Veinte acciones de Coca Cola
En los años 20 del siglo pasado, un banquero local, Mark Welch Munroe, recomendó a los vecinos de una pequeña localidad de Florida de apenas 7.000 habitantes que comprasen títulos de la compañía del famoso refresco y que nunca los vendieran. Antes de que estallase la II Guerra Mundial, Quincy se había convertido ya en el pueblo con mayor riqueza per cápita de los Estados Unidos. Una alegría económica que permitió sobrellevar episodios de depresión, como cuando en los años 60 la crisis de la industria local del tabaco disparó el paro hasta el 38 %. Se dice que los ricos de Coca Cola salieron al rescate de los afectados, pagando facturas e incluso haciéndose cargo de los regalos de Navidad. A día de hoy todavía quedan algunos millonarios, herederos de aquellos primeros cazafortunas.
Criptomonedas, cara y cruz
Nunca hay que despreciar los regalos de las abuelas, como los mil euros que, gracias a la suya, recibió Erik Finman. Con esa cantidad arrancó el reto que le había propuesto a sus padres: evitar la universidad si cumplidos los 18 era millonario. Erik invirtió ese dinero en monedas virtuales. Fundó una startup, Botangle, para encontrar profesores en la web y dirigida a estudiantes frustrados, como él. Luego vendió la empresa por 300 bitcoins. Ganó seis millones. Su próximo proyecto es lanzar al espacio un satélite con una cápsula digital del tiempo dentro. También ha creado un traje robótico de cuatro brazos para un niño con problemas de movilidad y tiene la intención de abrir una escuela.

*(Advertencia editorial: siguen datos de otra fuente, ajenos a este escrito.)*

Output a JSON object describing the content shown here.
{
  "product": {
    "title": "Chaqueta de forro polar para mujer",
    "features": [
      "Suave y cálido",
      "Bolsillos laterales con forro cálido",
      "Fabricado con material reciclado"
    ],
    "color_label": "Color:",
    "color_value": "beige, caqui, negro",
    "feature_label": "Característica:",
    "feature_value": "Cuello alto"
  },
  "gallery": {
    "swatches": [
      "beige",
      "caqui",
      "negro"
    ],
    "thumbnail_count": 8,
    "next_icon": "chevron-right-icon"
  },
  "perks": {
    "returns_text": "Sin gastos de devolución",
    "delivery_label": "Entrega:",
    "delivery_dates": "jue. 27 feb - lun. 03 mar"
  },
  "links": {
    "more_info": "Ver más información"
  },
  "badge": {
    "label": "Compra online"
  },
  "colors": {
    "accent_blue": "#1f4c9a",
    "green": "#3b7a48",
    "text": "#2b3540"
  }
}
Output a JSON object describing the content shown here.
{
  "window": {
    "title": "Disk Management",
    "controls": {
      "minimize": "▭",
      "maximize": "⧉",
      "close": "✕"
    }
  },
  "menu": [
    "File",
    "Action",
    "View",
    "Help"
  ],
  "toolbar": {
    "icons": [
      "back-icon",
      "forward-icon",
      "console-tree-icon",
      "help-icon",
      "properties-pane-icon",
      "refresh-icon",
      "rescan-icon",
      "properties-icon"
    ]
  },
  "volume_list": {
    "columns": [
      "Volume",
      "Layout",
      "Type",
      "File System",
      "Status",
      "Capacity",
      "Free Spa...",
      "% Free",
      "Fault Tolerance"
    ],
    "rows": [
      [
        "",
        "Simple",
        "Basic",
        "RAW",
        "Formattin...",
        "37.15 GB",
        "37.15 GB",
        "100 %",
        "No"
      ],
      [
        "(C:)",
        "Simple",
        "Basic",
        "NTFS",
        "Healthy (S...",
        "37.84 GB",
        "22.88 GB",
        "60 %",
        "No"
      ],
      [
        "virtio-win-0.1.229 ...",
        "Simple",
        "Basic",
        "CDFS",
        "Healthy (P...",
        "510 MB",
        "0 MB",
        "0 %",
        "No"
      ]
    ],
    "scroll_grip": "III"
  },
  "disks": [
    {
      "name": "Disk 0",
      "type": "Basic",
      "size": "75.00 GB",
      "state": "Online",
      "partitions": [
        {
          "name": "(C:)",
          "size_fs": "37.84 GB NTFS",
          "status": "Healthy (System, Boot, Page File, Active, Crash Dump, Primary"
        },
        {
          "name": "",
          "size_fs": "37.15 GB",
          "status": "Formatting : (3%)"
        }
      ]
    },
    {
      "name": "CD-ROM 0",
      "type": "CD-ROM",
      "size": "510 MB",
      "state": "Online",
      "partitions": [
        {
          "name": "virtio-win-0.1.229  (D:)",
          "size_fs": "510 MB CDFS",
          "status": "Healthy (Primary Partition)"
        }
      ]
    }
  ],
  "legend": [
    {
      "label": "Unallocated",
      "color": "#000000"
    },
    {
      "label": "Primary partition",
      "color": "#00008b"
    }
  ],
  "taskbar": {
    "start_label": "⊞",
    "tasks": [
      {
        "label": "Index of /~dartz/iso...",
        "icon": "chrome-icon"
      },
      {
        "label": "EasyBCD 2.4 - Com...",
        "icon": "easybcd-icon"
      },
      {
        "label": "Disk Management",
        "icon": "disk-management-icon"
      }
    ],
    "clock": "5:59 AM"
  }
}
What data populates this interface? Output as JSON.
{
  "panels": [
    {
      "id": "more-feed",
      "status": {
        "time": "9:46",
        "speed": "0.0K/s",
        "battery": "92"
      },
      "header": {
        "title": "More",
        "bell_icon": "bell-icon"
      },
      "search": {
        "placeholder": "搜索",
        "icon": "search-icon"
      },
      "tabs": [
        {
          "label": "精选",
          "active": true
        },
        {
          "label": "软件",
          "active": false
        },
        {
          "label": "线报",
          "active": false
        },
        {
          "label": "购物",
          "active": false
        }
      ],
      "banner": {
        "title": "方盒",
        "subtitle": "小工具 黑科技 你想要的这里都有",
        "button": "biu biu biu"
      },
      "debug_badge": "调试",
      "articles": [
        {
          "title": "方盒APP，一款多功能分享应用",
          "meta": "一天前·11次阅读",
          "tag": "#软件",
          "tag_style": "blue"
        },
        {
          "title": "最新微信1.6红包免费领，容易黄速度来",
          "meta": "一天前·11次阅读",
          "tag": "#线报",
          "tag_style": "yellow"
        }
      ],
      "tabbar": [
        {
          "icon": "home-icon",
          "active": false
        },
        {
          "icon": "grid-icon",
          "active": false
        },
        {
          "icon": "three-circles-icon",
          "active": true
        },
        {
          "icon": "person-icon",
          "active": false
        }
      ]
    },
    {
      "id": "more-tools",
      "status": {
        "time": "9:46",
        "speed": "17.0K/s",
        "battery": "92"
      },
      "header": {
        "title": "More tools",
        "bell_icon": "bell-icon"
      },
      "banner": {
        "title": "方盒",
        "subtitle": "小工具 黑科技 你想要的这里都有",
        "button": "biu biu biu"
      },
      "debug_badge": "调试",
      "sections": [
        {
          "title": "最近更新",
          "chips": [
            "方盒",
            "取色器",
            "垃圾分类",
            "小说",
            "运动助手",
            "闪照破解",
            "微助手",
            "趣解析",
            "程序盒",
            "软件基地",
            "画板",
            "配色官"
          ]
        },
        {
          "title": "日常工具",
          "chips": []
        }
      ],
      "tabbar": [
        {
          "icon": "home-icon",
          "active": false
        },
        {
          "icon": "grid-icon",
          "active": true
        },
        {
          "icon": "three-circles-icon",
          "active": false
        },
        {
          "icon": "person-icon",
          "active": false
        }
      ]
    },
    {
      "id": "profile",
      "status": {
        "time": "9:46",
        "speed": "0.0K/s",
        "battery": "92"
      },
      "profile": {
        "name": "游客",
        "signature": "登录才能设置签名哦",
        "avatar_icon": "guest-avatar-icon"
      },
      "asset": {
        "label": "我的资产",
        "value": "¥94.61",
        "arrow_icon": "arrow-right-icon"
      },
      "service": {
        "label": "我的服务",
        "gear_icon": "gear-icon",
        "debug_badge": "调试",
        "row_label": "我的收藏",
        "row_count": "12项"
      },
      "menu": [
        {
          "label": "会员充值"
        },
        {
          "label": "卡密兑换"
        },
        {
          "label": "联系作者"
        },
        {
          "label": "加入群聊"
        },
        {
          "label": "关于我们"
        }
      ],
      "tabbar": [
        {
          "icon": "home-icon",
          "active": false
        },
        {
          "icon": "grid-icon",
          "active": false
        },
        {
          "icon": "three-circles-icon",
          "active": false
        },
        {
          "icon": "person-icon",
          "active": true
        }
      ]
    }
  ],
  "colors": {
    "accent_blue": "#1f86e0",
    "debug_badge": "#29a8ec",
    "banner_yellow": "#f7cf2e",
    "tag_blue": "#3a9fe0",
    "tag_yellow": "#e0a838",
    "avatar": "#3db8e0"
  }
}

Pero el mundo de las divisas digitales también se mide por numerosos fracasos, debidos precisamente a sus fluctuaciones repentinas de valor. El empresario Peter McCormack dirigía en el 2016 su agencia de publicidad en Londres. La buena marcha del negocio lo animó a invertir en bitcoins. A finales del 2017, una criptomoneda valía ya 20.000 dólares. Ganó más de un millón. Las mareantes cifras invitaron al derroche. Se propuso comprar el club de fútbol de sus sueños, el Bedford... y la burbuja estalló. El bitcoin se desplomó. Esperanzado de que habría un repunte, no vendió. Lo perdió todo.
El ama de casa que confió en Apple
Corría el año 1985 y la empresa de la manzana todavía no era ni la sombra del gigante en el que luego se convertiría. Donna Fenn poco sabía de Apple. Solo que había visto a Steve Jobs en la portada de una revista de Nueva York. Aconsejada por un corredor de bolsa que estaba saliendo con una amiga suya, decidió comprar algunas acciones, a 39 centavos cada una. El año pasado su inversión había crecido más de un 50.000 %. Nunca desveló cuántos títulos había adquirido. Hoy Fenn es conocida por sus publicaciones sobre negocios, en las que da consejos de cómo iniciarse en el emprendimiento.